Stan Freberg spends an hour with Tom Snyder. (36m) This dates from November 1991 – the time of Stan’s one-shot NPR special. The feed for the interview came from WICC-AM, and they had the “D” team running the board this particular night, as you’ll hear during those moments when the program is drowned out by extraneous material. And speaking of extraneous material…

The interview includes clips from the special, including one that would have been much more funny had Freberg simply performed it without introduction. Instead, fearing that his audience had no familiarity with Stephen Foster song titles, he carefully and painfully sets up the sketch with background material the audience ‘needs’ to get the jokes. Not only is this condescending – it’s annoying. This is my gripe with later Freberg material – he started talking down to his audience, became more concerned with his ‘message’ (usually quite obvious) and lost track of what was funny.

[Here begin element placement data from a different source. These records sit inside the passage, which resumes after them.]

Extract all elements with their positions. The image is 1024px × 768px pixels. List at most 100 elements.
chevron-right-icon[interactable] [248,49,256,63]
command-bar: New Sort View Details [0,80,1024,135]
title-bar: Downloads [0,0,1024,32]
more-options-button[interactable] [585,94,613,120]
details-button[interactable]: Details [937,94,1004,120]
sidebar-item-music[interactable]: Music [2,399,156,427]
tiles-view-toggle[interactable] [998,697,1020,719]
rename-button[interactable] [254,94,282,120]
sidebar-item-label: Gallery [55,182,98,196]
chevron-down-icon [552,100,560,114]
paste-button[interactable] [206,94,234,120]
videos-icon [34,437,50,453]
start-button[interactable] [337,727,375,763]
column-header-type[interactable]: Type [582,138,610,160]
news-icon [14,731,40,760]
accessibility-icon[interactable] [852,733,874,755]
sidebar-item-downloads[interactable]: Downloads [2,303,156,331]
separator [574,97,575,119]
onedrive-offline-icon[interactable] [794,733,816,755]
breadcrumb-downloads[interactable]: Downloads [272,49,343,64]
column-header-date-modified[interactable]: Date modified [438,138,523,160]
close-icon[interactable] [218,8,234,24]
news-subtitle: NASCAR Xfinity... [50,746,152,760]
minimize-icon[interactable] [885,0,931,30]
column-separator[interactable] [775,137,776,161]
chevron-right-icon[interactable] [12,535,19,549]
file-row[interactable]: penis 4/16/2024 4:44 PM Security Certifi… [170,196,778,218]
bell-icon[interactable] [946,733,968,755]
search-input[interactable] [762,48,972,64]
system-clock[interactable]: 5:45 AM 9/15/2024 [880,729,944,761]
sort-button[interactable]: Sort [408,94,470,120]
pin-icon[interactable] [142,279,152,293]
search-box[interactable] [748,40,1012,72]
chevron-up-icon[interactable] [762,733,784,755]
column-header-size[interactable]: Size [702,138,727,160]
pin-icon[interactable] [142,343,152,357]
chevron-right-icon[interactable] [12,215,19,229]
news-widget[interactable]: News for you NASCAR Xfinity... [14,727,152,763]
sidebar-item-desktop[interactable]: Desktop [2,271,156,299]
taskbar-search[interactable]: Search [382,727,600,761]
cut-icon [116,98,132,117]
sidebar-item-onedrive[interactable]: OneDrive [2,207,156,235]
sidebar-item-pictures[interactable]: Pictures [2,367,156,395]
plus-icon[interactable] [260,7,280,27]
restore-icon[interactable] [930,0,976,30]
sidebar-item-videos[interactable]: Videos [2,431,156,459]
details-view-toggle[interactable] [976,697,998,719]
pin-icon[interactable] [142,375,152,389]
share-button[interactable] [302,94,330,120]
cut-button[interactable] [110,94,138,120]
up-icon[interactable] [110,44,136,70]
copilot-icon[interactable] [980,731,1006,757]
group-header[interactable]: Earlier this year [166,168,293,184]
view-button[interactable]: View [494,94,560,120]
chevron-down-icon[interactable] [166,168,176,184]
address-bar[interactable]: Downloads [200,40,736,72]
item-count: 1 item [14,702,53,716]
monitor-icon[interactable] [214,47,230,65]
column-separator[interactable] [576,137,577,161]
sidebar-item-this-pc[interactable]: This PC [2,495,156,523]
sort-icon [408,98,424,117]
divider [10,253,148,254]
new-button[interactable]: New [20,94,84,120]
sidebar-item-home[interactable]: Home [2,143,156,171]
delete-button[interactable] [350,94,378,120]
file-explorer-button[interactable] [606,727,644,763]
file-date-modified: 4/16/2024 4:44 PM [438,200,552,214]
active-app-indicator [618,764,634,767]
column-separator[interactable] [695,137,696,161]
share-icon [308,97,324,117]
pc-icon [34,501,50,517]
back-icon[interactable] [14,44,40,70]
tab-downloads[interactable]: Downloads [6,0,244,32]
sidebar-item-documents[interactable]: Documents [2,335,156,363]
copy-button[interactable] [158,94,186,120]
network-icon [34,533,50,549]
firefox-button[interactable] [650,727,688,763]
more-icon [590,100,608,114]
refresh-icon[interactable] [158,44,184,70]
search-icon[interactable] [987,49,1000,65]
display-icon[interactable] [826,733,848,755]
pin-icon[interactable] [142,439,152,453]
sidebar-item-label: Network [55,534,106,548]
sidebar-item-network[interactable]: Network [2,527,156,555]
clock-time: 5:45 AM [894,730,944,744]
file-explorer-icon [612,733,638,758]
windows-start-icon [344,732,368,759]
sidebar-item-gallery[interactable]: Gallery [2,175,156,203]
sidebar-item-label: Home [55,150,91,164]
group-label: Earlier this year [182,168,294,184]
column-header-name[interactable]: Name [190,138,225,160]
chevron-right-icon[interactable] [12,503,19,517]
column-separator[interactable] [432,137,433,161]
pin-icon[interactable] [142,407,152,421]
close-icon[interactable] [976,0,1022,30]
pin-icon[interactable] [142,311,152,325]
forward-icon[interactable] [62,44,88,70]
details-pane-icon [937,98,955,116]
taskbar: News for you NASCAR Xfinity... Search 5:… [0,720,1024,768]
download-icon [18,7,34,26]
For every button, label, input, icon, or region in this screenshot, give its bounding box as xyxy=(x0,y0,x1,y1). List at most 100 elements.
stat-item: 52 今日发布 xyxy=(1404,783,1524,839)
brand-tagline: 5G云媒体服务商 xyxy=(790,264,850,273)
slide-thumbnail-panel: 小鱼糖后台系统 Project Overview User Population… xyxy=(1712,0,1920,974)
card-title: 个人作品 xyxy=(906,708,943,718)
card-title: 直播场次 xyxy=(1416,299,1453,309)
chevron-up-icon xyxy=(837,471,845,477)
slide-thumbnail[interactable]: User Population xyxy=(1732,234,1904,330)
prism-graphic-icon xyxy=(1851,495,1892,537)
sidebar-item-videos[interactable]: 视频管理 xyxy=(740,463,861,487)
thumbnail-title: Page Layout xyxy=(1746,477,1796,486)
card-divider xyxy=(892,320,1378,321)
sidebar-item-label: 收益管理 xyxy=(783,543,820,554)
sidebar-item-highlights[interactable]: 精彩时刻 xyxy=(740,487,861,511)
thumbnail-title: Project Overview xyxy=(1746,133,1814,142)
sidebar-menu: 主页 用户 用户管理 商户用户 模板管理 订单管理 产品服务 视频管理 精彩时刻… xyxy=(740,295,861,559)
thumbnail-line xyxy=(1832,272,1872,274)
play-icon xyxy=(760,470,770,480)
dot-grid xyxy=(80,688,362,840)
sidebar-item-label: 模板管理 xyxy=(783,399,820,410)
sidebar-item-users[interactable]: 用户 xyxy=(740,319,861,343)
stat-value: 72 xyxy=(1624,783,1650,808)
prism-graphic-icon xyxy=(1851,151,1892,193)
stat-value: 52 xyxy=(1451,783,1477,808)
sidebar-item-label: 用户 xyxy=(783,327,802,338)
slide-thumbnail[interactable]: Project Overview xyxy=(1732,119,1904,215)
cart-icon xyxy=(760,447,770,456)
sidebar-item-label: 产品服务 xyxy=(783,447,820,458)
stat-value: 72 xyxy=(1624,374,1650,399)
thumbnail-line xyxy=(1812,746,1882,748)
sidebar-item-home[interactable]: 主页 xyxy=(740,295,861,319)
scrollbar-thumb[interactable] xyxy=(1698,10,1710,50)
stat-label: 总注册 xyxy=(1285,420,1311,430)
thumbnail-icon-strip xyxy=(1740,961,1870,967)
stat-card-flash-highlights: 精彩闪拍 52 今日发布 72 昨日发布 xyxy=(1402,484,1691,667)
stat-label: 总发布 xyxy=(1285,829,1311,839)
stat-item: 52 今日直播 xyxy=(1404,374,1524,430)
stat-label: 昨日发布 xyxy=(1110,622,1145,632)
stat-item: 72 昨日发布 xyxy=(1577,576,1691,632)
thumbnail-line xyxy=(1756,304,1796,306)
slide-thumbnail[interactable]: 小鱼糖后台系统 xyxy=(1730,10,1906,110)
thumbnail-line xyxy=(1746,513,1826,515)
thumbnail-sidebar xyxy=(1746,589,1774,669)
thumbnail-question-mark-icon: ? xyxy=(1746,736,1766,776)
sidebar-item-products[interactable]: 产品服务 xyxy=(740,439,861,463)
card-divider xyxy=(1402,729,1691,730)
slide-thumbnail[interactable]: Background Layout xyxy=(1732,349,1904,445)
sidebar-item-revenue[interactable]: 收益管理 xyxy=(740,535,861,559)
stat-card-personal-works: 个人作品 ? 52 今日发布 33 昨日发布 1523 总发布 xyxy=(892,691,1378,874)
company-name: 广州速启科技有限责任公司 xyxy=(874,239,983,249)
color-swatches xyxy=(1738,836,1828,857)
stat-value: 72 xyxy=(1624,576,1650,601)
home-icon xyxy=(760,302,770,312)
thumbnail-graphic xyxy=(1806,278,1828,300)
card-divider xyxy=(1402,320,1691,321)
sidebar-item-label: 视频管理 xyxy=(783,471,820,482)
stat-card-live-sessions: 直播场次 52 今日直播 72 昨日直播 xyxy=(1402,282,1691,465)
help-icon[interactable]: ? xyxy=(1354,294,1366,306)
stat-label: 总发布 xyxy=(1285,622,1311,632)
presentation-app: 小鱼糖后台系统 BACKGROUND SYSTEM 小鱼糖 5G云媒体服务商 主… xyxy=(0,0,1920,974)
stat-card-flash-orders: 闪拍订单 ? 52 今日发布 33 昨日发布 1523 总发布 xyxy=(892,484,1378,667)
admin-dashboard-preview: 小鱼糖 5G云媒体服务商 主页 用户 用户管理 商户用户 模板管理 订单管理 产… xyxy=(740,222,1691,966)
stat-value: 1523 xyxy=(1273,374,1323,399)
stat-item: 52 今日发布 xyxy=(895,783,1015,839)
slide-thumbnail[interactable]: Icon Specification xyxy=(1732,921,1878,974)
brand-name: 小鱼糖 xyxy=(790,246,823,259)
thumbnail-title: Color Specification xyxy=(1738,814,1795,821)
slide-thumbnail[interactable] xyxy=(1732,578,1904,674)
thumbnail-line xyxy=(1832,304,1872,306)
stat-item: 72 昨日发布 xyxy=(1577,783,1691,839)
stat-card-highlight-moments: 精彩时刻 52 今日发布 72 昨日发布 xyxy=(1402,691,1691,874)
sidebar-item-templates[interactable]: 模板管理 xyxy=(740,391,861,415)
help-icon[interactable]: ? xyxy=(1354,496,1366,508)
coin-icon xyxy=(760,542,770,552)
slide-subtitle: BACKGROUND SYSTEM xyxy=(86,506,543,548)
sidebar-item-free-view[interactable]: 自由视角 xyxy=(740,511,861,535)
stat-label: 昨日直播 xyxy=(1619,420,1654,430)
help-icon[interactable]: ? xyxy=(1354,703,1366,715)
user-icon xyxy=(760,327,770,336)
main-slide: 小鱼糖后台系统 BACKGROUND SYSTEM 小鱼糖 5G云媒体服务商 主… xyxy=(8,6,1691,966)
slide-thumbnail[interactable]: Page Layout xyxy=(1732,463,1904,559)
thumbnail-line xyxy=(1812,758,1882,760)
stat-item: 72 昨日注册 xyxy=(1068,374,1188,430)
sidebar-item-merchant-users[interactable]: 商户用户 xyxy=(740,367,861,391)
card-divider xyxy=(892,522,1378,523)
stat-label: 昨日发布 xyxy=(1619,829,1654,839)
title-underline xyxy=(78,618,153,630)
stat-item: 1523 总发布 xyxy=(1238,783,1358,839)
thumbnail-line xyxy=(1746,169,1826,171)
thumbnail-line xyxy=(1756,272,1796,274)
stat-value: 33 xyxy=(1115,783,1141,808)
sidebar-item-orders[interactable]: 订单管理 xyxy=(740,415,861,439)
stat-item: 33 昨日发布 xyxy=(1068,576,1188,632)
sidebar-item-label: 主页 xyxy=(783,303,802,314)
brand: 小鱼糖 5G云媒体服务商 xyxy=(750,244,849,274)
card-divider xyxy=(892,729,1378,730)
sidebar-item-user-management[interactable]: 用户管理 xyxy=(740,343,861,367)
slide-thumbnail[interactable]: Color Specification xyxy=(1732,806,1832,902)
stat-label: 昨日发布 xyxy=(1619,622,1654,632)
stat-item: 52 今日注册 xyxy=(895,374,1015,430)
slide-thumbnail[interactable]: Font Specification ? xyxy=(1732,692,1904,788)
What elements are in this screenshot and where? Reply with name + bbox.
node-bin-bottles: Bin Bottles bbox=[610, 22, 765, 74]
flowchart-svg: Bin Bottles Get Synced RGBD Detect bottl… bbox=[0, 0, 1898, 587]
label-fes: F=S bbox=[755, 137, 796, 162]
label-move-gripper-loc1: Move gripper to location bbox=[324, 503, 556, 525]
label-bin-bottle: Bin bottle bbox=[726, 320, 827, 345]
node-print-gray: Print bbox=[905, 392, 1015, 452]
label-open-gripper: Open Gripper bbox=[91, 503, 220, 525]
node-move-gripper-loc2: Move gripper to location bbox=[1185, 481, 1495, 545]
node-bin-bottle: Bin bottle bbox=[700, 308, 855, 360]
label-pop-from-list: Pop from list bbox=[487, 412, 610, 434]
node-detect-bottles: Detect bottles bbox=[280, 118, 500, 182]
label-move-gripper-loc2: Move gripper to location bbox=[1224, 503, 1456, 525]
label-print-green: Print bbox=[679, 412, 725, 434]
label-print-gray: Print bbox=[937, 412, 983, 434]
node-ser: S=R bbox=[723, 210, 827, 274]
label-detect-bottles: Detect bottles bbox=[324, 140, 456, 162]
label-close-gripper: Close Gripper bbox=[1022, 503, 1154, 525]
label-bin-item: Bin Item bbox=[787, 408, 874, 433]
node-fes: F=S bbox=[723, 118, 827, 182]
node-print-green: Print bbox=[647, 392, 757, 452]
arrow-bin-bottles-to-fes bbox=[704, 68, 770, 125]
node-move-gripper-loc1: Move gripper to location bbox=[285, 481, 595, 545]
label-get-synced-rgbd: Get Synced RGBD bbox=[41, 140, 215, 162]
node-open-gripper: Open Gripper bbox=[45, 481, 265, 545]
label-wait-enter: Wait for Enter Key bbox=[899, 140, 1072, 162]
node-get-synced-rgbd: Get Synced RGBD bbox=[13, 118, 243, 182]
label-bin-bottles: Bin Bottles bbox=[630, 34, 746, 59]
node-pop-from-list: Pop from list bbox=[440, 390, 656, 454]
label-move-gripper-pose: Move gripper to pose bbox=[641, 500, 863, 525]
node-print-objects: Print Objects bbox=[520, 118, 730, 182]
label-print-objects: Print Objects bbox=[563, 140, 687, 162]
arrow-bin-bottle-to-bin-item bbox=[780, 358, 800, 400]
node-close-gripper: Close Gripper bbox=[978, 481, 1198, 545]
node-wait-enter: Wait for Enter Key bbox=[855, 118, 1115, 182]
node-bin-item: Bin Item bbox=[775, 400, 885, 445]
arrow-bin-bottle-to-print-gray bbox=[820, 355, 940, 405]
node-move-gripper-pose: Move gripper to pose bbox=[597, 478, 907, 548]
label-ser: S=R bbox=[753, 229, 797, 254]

It’s almost as if he came to believe than anything he said was funny, so long as he said it with a sneer and dragged the pronunciation out.

The interview is far more fun than the NPR Special (59m) itself.

Imagine if Stan’s great record, “Wun’erful, Wun’erful!” [Side Uh-1 (4m), Side Uh-2 (3m)] had started with a detailed explanation of who Lawrence Welk was, what kinds of music he featured on his show, that he always thanked his audience for the cards and letters they sent, and the manner in which Welk created the sound of a champagne cork popping by using a finger in his cheek.